L’oscuro mondo dei fondi professionali (e Poletti dorme)

Salvatore Cannavò – Il Fatto Quotidiano

La formazione professionale è decisiva. Ma come funziona è un rebus inestricabile, fatto di norme che si sovrappongono, di flussi di denaro che, di fatto, non controlla nessuno, di accordi e complicità tra sindacati e associazioni imprenditoriali. Il controllo su tutta la materia è per lo meno fragile con un ministero, quello del Lavoro, che al di là del responsabile di turno, finora non ha brillato. Quando si parla di formazione professionale può succedere, infatti, che finisca agli arresti un deputato della Repubblica come Francantonio Genovese, coinvolto nell’inchiesta sulle erogazioni pubbliche ai progetti formativi tenuti da numerosi centri di formazione professionale che erano di fatto riconducibili a lui e alla sua famiglia. Materia delicata, scottante, piena di soldi.

Nel caso della formazione interprofessionale, gestita dagli appositi Fondi – sono 21 e vengono mappati dall’Isfol – si tratta di circa 800 milioni di euro l’anno provenienti dalle imprese che li versano all’Inps in ragione dello 0,30% per ogni dipendente. L’Istituto previdenziale, a sua volta, li gira ai Fondi che li gestiscono in forma del tutto privata erogandoli ad Enti formativi di loro stretta competenza. Nonostante il prelievo “pubblico” – cosi almeno stabilì una sentenza del Consiglio di Stato – i Fondi hanno natura giuridica privata come stabilito dal Tar lo scorso dicembre. Questo li mette al riparo da diversi obblighi. Eppure i bilanci sono fondamentali. Secondo il monitoraggio effettuato nel 2012 dal Ministero del Lavoro, dal gennaio 2004 all’agosto 2011 il flusso di trasferimenti operato dall’Inps ai Fondi è stato di 3,59 miliardi di euro. A ottobre-novembre 2012 erano oltre 765 mila le adesioni da parte delle aziende e oltre 8 milioni i lavoratori dipendenti interessati. La torta è amministrata da un patto tra imprese e sindacati. Il Fondo più importante, ad esempio, Fondimpresa, che incamera una quota rilevante dei fondi complessivi – 266 milioni nel solo 2011 – nasce dall’accordo tra Confindustria, Cgil, Cisl e Uil. Il suo presidente è Giorgio Fossa, già presidente di Confindustria e nel Cda hanno un posto Cgil, Cisl e Uil. Anche il Fondo Banche e Assicurazioni è frutto dell’intesa tra l’Abi, l’associazione delle banche, quella delle assicurazioni Ania e i tre sindacati. Ma ci sono i Fondi che fanno riferimento alla Lega Coop, a Confesercenti, Confcomercio, Federmanager e alle altre sigle sindacali italiane.

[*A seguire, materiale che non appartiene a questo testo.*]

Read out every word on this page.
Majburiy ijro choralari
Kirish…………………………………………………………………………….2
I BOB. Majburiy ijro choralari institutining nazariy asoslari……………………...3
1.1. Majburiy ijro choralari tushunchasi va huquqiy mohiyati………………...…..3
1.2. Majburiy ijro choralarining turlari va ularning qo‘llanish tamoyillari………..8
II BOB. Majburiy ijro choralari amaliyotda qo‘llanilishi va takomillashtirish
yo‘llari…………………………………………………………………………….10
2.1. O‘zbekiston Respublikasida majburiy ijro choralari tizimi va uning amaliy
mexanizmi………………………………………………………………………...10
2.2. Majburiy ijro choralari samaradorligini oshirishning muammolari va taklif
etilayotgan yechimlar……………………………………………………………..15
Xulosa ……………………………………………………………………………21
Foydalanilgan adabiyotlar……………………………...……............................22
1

Difficile mettere le mani sui bilanci. Walter Rizzetto, deputato M55 – uscito la scorsa settimana dal gruppo dei pentastellati in polemica con Beppe Grillo – oltre a presentare una interrogazione parlamentare, ha fatto un’esplicita richiesta in tal senso all’Ufficio studi della Camera dei deputati. Nemmeno questo è riuscito a mettere le mani sulla contabilità dei Fondi tranne nel caso del bilancio di FonCoop, l’importante Fondo del mondo cooperativo. Le cifre si riferiscono al 2012, anno in cui gli stanziamenti di provenienza dall’Inps sono stati pari a 28 milioni. Di questi, poco più di 23 sono stati stanziati per i “piani formativi” mentre 825mila euro se ne sono andati per “spese propedeutiche” di cui oltre 200mila euro per promozione e pubblicità varie. Oltre l milione, invece, per spese gestionali tra cui 120mila euro di compensi al direttore, circa 500mila euro di stipendi e 70mila euro per “compensi al Cda”. L’incidenza delle spese di manutenzione (6,7%) supera, seppur di poco, i limiti previsti dal decreto ministeriale che ha stabilito un`incidenza dell’8% per Fondi fino a 250mila aderenti, del 6% per Fondi con aderenti compresi tra 250mila e un milione (Fon.Coop è tra questi) e del 4% per quei Fondi con più di un milione di aderenti.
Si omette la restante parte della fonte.